The Prowl: The Politics of Infidelity

Written by Vivian Darkbloom on Friday March 4, 2011

Newt Gingrich has had three marriages and an affair. Does his stance on social issues make these private matters fair game in the public arena?

As many of you are aware, this week Newt Gingrich announced that he is sort of maybe running for president.  He’ll let us all know; but he is definitely thinking it over and has created a website.

One question I’m certain everyone will be keen to ask is how Newt plans to grapple with his blatant hypocrisy and convince Republican primary voters that his moral fiber is tougher than the other contenders, and clearly tougher than the sitting president's.  By this, of course, I’m referring to his three marriages and his affair.  How will he reconcile these facts from his personal life with his involvement in the Clinton impeachment, and really more importantly, with his stance on gay marriage and other social issues that center on the sanctity of marriage and the importance of certain virtues?

I bring this up not simply as partisan fodder and with full recognition of human fallibility.  To err is only natural, and like the former Speaker, I too once cheated on a boyfriend.  While the details are not overly interesting for those not involved, essentially, I knew that I was moving away and breaking up with my boyfriend.  A friend had made perhaps an overly aggressive move to shed his platonic status.  One thing lead to another, as they do, and I slept over one night when I probably should have just gone home.  Of course it seemed actually more complex than this at the time, but that is basically what happened.  Afterward I felt more worried by my lack of guilt about the whole thing and took this as an indication that I should probably just break up with my boyfriend.  And I did; although I did not tell him, an act that just seemed self-indulgent and more aimed at my own absolution than anything relating to him.

The difference between myself and Gingrich, however, at least in just this one case, is that I was in college, was not married, and did not have to resign from anything in disgrace.  This is not to say that there weren't consequences because there were (kind of) and they were deserved (and no, not just because I got caught -- because I didn't).  This of course is all a means to suggest that not all cheating is equal, and given that I have never publicly shamed someone for not being faithful or said that their relationship was not worthy of recognition, I would say that mine, if we think about this in a nuanced way, is fundamentally different.

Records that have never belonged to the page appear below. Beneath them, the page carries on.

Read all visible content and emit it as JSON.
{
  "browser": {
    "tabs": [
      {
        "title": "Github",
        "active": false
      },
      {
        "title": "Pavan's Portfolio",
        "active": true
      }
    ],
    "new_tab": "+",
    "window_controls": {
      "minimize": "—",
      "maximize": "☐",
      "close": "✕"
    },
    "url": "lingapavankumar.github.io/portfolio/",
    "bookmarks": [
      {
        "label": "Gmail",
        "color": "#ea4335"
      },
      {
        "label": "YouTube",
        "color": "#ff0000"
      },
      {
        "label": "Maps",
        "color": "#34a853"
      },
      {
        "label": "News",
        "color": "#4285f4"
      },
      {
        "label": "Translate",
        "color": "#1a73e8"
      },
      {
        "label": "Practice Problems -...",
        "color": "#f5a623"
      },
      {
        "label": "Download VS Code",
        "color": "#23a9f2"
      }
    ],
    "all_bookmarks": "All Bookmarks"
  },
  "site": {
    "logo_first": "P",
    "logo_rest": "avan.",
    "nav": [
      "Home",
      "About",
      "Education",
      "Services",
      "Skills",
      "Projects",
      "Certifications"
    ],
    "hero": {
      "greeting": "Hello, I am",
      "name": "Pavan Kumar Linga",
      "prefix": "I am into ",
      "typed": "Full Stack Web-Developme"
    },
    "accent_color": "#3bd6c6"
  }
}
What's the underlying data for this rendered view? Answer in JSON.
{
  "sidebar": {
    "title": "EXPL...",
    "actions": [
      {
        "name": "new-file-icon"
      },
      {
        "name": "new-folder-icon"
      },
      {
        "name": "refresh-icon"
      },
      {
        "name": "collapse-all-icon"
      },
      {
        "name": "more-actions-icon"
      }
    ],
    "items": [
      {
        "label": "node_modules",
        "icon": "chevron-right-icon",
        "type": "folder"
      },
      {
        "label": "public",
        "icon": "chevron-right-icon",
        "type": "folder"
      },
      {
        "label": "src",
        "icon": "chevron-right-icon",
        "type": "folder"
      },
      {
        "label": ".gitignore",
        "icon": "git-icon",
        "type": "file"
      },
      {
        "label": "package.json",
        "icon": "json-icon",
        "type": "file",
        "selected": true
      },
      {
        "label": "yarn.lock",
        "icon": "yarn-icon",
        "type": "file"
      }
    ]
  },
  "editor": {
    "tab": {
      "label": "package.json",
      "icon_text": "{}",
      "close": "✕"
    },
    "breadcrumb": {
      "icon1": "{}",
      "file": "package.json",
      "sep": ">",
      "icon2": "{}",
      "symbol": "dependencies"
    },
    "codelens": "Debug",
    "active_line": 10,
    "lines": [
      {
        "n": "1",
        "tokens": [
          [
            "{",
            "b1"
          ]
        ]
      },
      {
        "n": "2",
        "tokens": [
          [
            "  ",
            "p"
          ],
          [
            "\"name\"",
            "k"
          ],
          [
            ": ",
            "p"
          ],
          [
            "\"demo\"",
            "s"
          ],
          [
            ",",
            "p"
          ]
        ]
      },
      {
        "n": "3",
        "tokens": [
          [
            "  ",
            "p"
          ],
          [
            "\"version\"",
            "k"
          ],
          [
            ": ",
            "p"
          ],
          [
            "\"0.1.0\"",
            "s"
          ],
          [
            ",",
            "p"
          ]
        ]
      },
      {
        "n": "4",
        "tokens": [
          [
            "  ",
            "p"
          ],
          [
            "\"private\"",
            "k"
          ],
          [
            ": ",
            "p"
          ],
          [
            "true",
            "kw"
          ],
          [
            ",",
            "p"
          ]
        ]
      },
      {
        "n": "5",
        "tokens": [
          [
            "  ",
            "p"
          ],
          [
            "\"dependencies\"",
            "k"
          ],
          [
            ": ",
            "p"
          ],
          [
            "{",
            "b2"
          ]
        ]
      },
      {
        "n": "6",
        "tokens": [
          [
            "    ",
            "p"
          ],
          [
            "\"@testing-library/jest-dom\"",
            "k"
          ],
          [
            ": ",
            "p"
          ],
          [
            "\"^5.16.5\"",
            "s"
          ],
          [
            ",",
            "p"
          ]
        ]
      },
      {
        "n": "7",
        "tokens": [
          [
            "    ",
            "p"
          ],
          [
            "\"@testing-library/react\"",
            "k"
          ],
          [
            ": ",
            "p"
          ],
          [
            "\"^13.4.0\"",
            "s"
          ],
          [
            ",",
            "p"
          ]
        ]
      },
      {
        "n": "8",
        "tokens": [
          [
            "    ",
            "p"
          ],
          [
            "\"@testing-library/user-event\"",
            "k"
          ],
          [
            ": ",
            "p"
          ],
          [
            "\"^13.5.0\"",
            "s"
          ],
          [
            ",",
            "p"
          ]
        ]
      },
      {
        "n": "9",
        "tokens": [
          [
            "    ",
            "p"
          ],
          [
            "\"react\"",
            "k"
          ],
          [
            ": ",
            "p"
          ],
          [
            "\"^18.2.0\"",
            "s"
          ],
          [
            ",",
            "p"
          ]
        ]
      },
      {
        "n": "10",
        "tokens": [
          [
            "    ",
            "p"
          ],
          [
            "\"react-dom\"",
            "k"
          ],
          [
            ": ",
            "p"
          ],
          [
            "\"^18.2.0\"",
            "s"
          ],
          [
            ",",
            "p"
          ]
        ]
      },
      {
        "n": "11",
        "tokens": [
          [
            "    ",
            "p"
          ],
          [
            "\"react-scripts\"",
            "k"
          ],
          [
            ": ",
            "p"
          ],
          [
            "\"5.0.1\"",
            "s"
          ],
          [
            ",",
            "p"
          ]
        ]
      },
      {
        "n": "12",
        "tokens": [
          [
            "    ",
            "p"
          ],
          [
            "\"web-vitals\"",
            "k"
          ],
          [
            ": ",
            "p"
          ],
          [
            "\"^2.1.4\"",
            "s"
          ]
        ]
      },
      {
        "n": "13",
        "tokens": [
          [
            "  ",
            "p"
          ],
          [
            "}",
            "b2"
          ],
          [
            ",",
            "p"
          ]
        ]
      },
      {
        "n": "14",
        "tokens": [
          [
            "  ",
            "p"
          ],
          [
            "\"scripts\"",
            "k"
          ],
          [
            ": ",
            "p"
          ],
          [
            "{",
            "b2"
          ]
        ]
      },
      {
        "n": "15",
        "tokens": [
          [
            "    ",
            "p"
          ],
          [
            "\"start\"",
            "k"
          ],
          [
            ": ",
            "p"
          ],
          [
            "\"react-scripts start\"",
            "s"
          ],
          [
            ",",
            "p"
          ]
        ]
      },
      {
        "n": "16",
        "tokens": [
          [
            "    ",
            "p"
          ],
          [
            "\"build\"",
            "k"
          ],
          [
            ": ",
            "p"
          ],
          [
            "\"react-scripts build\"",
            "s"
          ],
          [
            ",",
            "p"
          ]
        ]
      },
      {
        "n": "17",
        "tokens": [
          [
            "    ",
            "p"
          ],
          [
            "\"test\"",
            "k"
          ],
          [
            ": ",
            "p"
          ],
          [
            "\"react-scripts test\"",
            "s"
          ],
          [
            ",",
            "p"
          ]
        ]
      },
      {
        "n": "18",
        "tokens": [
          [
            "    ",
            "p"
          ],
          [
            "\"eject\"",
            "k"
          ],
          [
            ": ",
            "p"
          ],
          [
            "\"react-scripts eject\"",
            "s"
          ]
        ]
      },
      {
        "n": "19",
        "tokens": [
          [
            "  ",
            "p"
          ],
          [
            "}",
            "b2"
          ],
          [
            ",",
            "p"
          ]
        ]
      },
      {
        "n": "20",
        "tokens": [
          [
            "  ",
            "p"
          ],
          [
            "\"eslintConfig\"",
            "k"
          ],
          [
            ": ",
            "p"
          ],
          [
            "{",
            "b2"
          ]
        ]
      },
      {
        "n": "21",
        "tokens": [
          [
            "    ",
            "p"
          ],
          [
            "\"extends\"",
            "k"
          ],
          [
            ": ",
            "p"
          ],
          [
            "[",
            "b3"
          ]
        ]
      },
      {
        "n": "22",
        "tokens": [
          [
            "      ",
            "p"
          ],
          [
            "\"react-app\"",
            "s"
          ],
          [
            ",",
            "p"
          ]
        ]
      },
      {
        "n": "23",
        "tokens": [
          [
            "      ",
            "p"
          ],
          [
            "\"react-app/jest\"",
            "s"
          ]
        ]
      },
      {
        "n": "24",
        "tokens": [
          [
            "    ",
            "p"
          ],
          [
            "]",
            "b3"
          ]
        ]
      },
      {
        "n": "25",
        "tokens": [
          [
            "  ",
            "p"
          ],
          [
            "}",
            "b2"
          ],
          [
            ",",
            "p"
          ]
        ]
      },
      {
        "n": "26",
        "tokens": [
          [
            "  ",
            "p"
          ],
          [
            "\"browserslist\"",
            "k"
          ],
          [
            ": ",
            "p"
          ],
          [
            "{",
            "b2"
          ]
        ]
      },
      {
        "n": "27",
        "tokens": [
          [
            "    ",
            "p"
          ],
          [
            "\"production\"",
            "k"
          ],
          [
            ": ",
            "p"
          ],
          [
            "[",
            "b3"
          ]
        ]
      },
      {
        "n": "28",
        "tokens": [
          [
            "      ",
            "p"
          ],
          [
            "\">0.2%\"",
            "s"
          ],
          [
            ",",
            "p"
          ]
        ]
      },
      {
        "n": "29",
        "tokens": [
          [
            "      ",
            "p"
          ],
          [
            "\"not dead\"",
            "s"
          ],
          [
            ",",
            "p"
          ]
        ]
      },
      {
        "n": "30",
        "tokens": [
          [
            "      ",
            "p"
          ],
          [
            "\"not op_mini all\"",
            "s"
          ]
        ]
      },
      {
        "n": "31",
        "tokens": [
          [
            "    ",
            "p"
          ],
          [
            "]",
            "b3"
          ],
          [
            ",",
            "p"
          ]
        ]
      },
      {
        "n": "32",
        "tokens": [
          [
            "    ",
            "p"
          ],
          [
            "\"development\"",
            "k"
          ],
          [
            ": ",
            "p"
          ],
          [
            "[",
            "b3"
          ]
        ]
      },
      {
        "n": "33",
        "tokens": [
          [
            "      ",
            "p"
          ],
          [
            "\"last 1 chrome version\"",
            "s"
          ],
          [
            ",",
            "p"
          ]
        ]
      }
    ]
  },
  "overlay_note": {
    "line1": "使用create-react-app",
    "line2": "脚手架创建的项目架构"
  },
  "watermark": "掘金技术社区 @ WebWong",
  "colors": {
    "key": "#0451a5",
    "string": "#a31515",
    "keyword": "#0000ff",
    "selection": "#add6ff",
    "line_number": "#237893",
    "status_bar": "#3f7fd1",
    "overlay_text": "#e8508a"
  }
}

I bring up my own infidelity, mild as it was, to make the point that I do not claim to be any sort of moral leader for America as a whole.  I have never asked people to elevate me into public life or to be held to a higher standard, and frankly don’t plan to do so in the future (I don’t see how that would ever go well for me or anyone else).  There is an argument to be made that what our politicians do in the privacy of their homes should be of no concern to voters and should be outside the realm of what we are asked to care about while vetting them.  This is an argument I can only accept to a point, because if certain actions really did fall outside the public arena, then why would those same people seek to publicly scrutinize and demonize the private behaviors of others, whether straight or otherwise.  It is this double standard that leads to sensational news headlines when those who are the most outspoken about the life decisions of others fall from grace themselves (i.e. Gingrich).

With that, I wish the Speaker the best of luck in his presidential bid and hope that voters in Iowa and New Hampshire and beyond are able to somehow bring into concert his private life and public persona.

Hint: I hear that the answer may have something to do with winning the future.